Filing final income taxes is part of an executor’s role

On Behalf of | Dec 30, 2021 | Estate Administration & Probate |

Your loved one has passed away in Washington State, maybe after a long illness. As the executor of the estate, you’ve started gathering all the necessary papers and begun notifying the heirs. Yet, you have one more task to do. You must file a final tax return for the deceased.

The IRS demands a final accounting

The IRS requires someone to file a final tax return to ensure no taxable income falls through the cracks. This task usually falls to the executor of the deceased’s will in addition to other estate administration and probate duties. You’ll file the deceased’s taxes on the same form you normally would but need to put “deceased” after the individual’s name.

Only income from the first of the year until the date of death should be included on this tax return. Earnings after the date of death are taxable to your loved one’s beneficiaries. Earnings reports from some investment accounts can be complicated, so you should try to get the ownership of those accounts changed as soon as possible to avoid confusion. Some investment accounts may not be subject to taxes if you are the beneficiary. Check with an accountant that is experienced with estates to help you if you are unsure or confused.
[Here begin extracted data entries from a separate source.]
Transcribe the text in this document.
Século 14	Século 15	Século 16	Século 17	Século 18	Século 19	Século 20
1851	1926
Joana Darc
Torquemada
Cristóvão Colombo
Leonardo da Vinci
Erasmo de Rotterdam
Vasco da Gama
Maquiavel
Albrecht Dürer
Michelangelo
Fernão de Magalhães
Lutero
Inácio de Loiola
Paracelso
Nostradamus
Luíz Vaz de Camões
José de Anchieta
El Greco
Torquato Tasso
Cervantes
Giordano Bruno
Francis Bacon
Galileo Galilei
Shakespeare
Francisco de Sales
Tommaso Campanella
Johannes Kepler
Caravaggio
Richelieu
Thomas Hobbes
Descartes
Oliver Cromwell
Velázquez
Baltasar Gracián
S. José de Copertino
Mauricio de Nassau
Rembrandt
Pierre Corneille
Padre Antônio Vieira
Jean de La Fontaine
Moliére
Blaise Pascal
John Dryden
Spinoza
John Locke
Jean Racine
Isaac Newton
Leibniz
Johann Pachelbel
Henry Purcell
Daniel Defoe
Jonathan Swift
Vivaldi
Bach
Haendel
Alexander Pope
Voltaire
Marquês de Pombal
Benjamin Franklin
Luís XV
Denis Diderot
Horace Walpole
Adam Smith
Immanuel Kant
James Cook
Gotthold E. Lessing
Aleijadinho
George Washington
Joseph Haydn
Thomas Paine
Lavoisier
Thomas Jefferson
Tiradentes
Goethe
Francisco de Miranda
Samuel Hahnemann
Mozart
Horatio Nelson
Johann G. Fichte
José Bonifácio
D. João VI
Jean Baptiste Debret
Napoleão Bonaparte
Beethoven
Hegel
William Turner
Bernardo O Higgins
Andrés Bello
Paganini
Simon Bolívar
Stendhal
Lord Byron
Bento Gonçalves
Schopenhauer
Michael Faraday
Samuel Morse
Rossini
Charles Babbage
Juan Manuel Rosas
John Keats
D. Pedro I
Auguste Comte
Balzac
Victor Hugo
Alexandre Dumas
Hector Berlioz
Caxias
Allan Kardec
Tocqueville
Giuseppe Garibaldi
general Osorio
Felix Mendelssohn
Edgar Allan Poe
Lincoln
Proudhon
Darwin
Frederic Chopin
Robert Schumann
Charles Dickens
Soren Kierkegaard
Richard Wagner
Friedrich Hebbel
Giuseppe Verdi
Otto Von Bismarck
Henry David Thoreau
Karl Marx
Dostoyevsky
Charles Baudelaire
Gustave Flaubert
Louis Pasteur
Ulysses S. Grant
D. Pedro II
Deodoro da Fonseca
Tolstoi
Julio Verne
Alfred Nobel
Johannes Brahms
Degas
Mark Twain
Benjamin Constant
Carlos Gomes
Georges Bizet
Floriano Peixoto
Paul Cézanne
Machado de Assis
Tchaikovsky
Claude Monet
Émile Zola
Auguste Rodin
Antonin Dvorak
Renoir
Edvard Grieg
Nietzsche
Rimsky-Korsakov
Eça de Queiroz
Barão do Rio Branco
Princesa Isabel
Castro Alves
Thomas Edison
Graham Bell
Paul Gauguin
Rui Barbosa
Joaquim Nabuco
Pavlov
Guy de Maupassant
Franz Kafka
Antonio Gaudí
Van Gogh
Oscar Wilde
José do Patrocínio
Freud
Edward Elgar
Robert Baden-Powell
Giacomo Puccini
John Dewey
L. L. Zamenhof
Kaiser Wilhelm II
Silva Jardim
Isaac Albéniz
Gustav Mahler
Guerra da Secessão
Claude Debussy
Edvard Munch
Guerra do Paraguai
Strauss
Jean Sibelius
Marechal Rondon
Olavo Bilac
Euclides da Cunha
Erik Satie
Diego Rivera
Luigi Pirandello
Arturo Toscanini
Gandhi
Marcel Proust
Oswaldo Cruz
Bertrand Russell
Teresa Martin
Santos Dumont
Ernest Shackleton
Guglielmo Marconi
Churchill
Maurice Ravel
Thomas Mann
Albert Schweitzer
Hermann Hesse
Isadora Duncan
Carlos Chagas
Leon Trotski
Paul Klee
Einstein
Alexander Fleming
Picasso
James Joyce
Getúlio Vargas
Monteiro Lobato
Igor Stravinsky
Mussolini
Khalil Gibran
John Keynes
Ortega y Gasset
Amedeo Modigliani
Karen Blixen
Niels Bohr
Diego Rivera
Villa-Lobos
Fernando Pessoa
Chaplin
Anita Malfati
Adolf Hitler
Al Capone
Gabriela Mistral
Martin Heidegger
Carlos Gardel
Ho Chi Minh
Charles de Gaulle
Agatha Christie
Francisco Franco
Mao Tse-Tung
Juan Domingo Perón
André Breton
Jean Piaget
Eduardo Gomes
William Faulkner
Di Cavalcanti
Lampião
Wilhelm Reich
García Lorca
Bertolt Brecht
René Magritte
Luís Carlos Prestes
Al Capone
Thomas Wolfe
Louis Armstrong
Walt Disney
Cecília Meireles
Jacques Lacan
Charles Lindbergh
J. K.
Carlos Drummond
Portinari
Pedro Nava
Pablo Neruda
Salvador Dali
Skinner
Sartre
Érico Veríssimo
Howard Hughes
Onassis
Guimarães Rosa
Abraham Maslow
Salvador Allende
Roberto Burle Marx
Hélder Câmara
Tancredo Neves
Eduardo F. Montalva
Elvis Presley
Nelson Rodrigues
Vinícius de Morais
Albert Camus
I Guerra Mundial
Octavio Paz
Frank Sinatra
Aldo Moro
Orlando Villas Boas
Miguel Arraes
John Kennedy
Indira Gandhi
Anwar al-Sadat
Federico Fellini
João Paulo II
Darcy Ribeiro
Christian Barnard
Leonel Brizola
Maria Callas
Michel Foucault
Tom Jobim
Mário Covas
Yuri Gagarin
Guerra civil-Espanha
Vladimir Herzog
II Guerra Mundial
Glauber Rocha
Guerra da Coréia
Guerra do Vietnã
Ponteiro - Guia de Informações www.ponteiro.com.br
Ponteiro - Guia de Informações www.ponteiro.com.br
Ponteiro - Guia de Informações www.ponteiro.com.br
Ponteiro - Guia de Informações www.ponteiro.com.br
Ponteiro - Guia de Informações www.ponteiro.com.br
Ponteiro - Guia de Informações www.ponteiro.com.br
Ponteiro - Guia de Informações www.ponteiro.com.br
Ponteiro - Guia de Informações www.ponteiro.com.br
Personal representative’s role

If you are a designated personal representative for your loved one’s estate, you may also have probate duties to fulfill to locate and help distribute assets to the rightful beneficiaries. You’ll have to notify all beneficiaries of the death to fulfill your role. Dispersal of inherited buildings or property can be particularly difficult as the beneficiaries may have tax consequences.

Uncomplicated estates usually settle within several months of a person’s death. Note that if an estate is large, it could take up to two years to settle it.